There is no dining-car. Meals are cooked in a box-car: the boys bring us hot face-towels and cups of weak tea. They tell us that, barring accidents, we shall be in Sianfu tomorrow morning, if the train can get to Lo Yang by dusk; for the section between Lo Yang and Tungwan can only be travelled in the dark. Here the line runs beside the Yellow River and the Japanese are on the north bank with their guns sighted on the track.
Towards evening the hills flatten down into a valley of orchards and green wheat. It is six o'clock and we are running into Lo Yang. A soldier leans out of a troop-train and lays two fingers side by side: "England and China," he shouts, "together. Italy and Japan, together too."
Thursday. Something has gone wrong. We wake up to find ourselves in a small station, halfway between Sian and Lo Yang. There has been an accident down the line. The train moves out of the station for safety and stops in a ravine between two tunnels. Within half an hour a complete market-town has sprung up around us: peasants sell cigarettes, tea and all sorts of food - boiled chickens varnished red with soya bean, sausage-shaped waffles, hard-boiled eggs. Child beggars gather under the windows, intoning a litany of want and staring at the foreign devils through swollen, trachoma-infected lids. Most of the passengers clamber down and sit about chatting, or go to sleep on the shady side of the line.
Friday. We have moved during the night, but only one station. As we have found bed-bugs we decide to spring-clean the carriage. We take out all our bedding, beat it with walking-sticks and hang it up in the sun. The idea catches on, and soon the station is festooned with clothing. By now the car-boys are very friendly: they bring along a gramophone and some records of Chinese singing, which sounds startlingly like Donald Duck. We have begun Chinese lessons, which are followed by a delighted crowd on the platform.
Saturday. Again, we have scarcely moved. We get a lift on the breakdown train to see the accident. On the edge of a steep embankment above the Yellow River we find an engine on its side amidst torn-up track. Half-way down the slope is a splintered carriage. A wheel came off, derailing the whole train: nine people were killed, fifteen seriously injured. But a new track has now been built, skirting the wreck, and we leave this evening.

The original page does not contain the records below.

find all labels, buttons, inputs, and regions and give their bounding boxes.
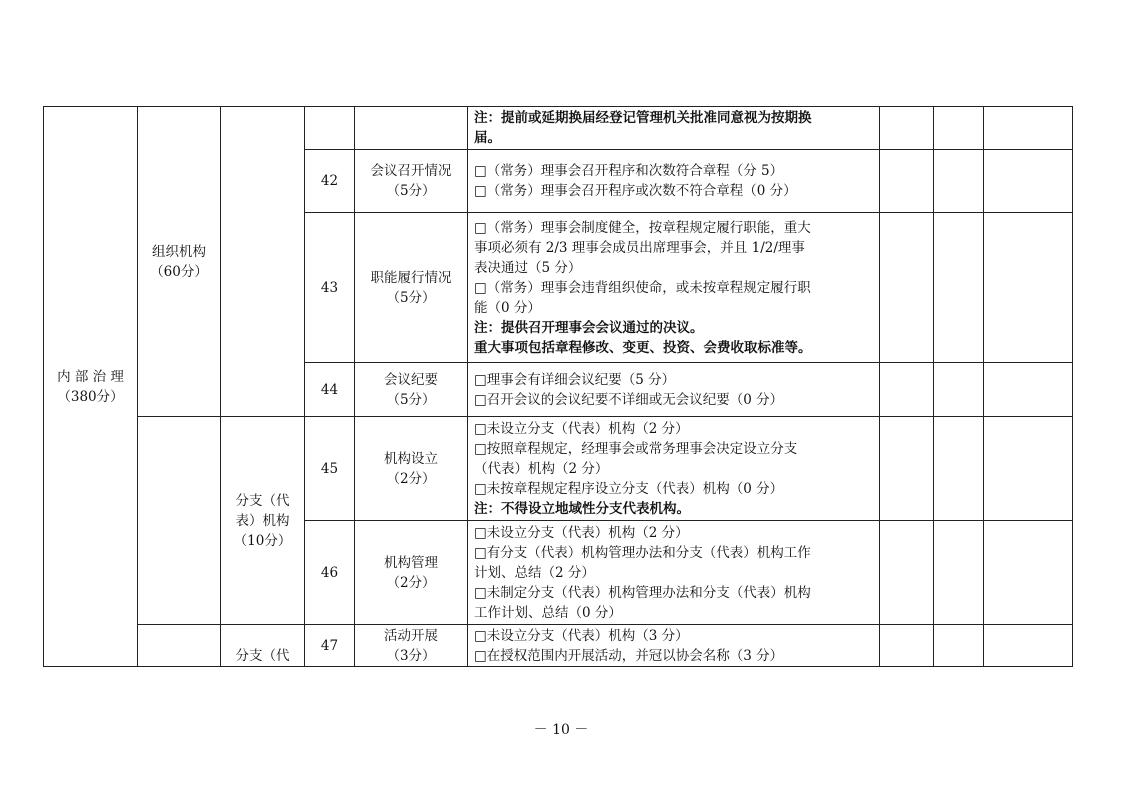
sub-branch-line: 分支（代 (235, 648, 290, 664)
criteria-note: 注：提供召开理事会会议通过的决议。 (474, 319, 704, 336)
score-cell (880, 213, 934, 363)
criteria-line: □在授权范围内开展活动，并冠以协会名称（3 分） (474, 647, 784, 664)
item-score: （2分） (386, 470, 436, 487)
score-cell (880, 107, 934, 150)
row-criteria (468, 417, 880, 521)
sub-empty-cell (138, 625, 221, 667)
criteria-line: □按照章程规定，经理事会或常务理事会决定设立分支 (474, 440, 798, 457)
item-name: 职能履行情况 (370, 269, 452, 286)
criteria-line: □（常务）理事会制度健全，按章程规定履行职能，重大 (474, 219, 811, 236)
score-cell (984, 521, 1073, 625)
row-number: 44 (305, 363, 355, 417)
score-cell (880, 150, 934, 213)
score-cell (934, 107, 984, 150)
table-row (44, 625, 1073, 667)
row-number: 47 (305, 625, 355, 667)
sub-organization-name: 组织机构 (152, 243, 206, 260)
score-cell (984, 625, 1073, 667)
criteria-line: □未设立分支（代表）机构（2 分） (474, 524, 689, 541)
criteria-note: 重大事项包括章程修改、变更、投资、会费收取标准等。 (474, 339, 812, 356)
table-row (44, 107, 1073, 150)
row-item (355, 521, 468, 625)
criteria-line: 注：提前或延期换届经登记管理机关批准同意视为按期换 (474, 110, 812, 126)
sub-empty-cell (138, 417, 221, 625)
score-cell (934, 150, 984, 213)
row-criteria (468, 107, 880, 150)
score-cell (984, 213, 1073, 363)
sub-branch-line: 分支（代 (235, 492, 290, 509)
row-item (355, 213, 468, 363)
row-item (355, 107, 468, 150)
score-cell (880, 363, 934, 417)
row-criteria (468, 625, 880, 667)
criteria-note: 注：不得设立地域性分支代表机构。 (474, 500, 690, 517)
row-item (355, 363, 468, 417)
score-cell (934, 625, 984, 667)
criteria-line: 事项必须有 2/3 理事会成员出席理事会，并且 1/2/理事 (474, 239, 805, 256)
row-number: 45 (305, 417, 355, 521)
score-cell (934, 521, 984, 625)
item-name: 机构设立 (384, 450, 438, 467)
item-name: 机构管理 (384, 554, 438, 571)
row-criteria (468, 363, 880, 417)
item-score: （5分） (386, 183, 436, 199)
category-cell (44, 107, 138, 667)
row-criteria (468, 521, 880, 625)
criteria-line: □有分支（代表）机构管理办法和分支（代表）机构工作 (474, 544, 811, 561)
page-number: － 10 － (533, 722, 589, 738)
row-item (355, 625, 468, 667)
item-score: （2分） (386, 574, 436, 591)
criteria-line: □（常务）理事会违背组织使命，或未按章程规定履行职 (474, 279, 811, 296)
criteria-line: □未设立分支（代表）机构（3 分） (474, 627, 689, 644)
criteria-line: 计划、总结（2 分） (474, 564, 595, 581)
score-cell (984, 417, 1073, 521)
score-cell (934, 363, 984, 417)
category-score: （380分） (57, 388, 124, 405)
row-number (305, 107, 355, 150)
item-name: 会议召开情况 (370, 163, 452, 179)
score-cell (880, 417, 934, 521)
criteria-line: □理事会有详细会议纪要（5 分） (474, 371, 676, 388)
sub-branch-cont-cell (221, 625, 305, 667)
table-row (44, 417, 1073, 521)
sub-organization-cell (138, 107, 221, 417)
criteria-line: 届。 (474, 130, 501, 146)
score-cell (984, 107, 1073, 150)
category-name: 内 部 治 理 (57, 368, 124, 385)
item-name: 活动开展 (384, 627, 438, 644)
row-number: 42 (305, 150, 355, 213)
criteria-line: 工作计划、总结（0 分） (474, 604, 622, 621)
row-criteria (468, 150, 880, 213)
criteria-line: □未设立分支（代表）机构（2 分） (474, 420, 689, 437)
row-number: 46 (305, 521, 355, 625)
score-cell (984, 363, 1073, 417)
criteria-line: □召开会议的会议纪要不详细或无会议纪要（0 分） (474, 391, 784, 408)
item-name: 会议纪要 (384, 371, 438, 388)
sub-branch-line: 表）机构 (235, 512, 290, 529)
item-score: （5分） (386, 391, 436, 408)
item-score: （3分） (386, 647, 436, 664)
sub-branch-cell (221, 417, 305, 625)
sub-organization-score: （60分） (150, 263, 208, 280)
criteria-line: □未制定分支（代表）机构管理办法和分支（代表）机构 (474, 584, 811, 601)
score-cell (880, 625, 934, 667)
row-number: 43 (305, 213, 355, 363)
criteria-line: （代表）机构（2 分） (474, 460, 609, 477)
evaluation-table (43, 106, 1073, 667)
criteria-line: □未按章程规定程序设立分支（代表）机构（0 分） (474, 480, 784, 497)
criteria-line: 能（0 分） (474, 299, 541, 316)
score-cell (880, 521, 934, 625)
criteria-line: □（常务）理事会召开程序和次数符合章程（分 5） (474, 163, 784, 179)
item-score: （5分） (386, 289, 436, 306)
row-item (355, 417, 468, 521)
score-cell (934, 417, 984, 521)
row-criteria (468, 213, 880, 363)
score-cell (934, 213, 984, 363)
score-cell (984, 150, 1073, 213)
row-item (355, 150, 468, 213)
level3-empty-cell (221, 107, 305, 417)
criteria-line: 表决通过（5 分） (474, 259, 582, 276)
criteria-line: □（常务）理事会召开程序或次数不符合章程（0 分） (474, 183, 797, 199)
sub-branch-line: （10分） (233, 532, 292, 549)
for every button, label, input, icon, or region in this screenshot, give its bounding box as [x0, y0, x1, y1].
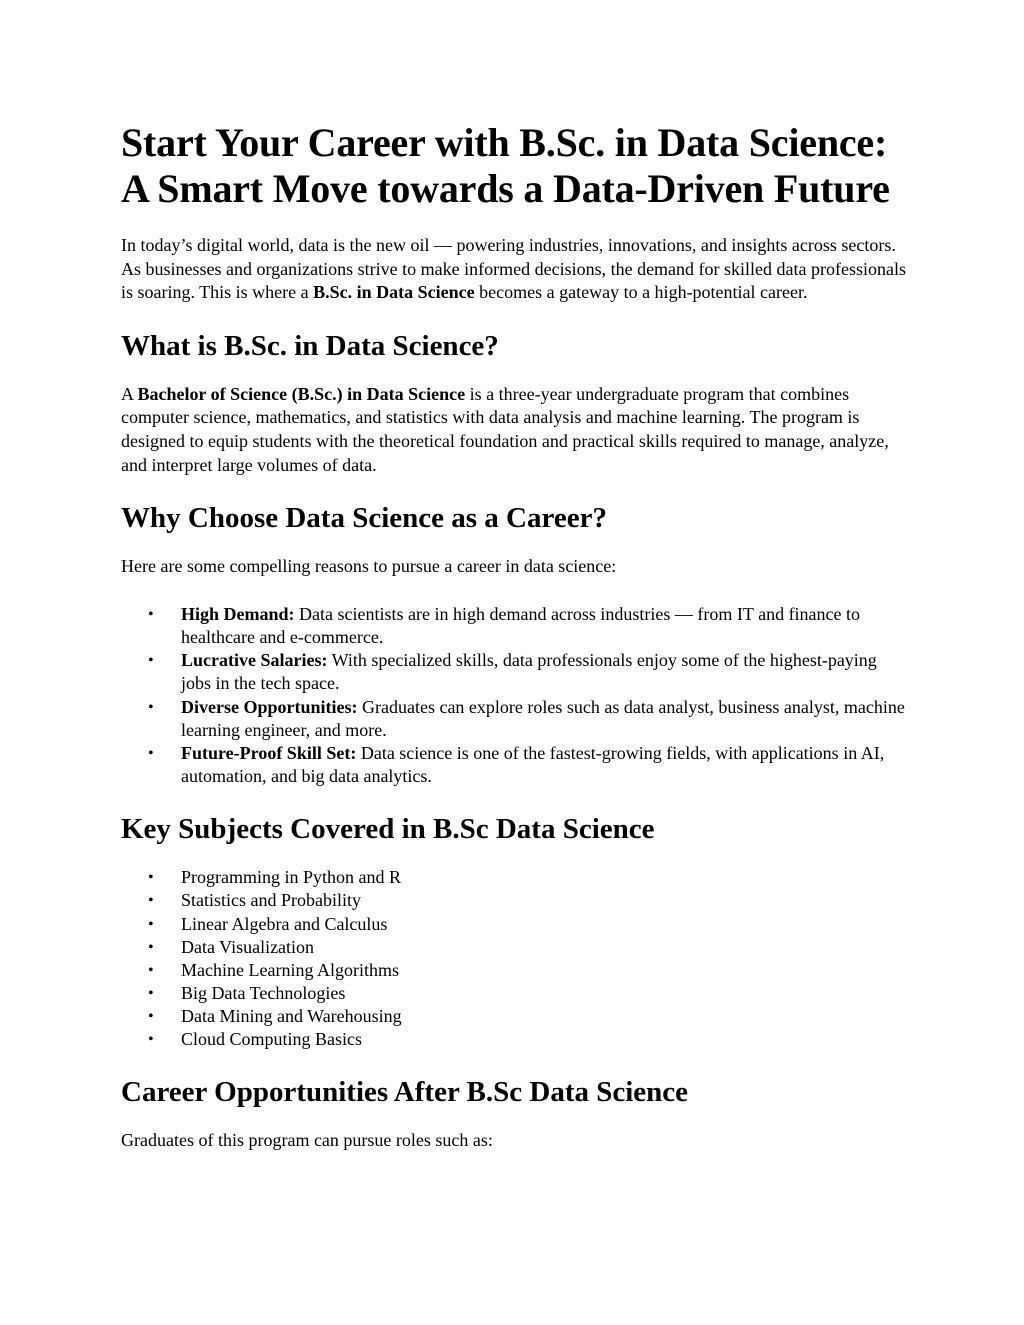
list-item [148, 1005, 911, 1028]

Fuel has run out, the meat is high and there is no sugar, but a bottle of whisky has appeared, unearthed from the box-car like a gift from a better world. All lights are put out as we move off for our rabbit-dash past the Japanese guns. The train gathers speed, roaring through tunnels and deep cuttings, swaying precariously over high bridges. The carriage is filled with sulphur and smuts. Suddenly we come out of a tunnel and see the Yellow River below us and, across the river, brilliant and isolated in the huge dark countryside, the Japanese searchlights. But there is no shot. We plunge into another tunnel, and soon we are passing at speed through Tungwan station, where no train ever stops now. We are clear. Passengers begin to talk and light candles. Tomorrow we shall breakfast in Sianfu.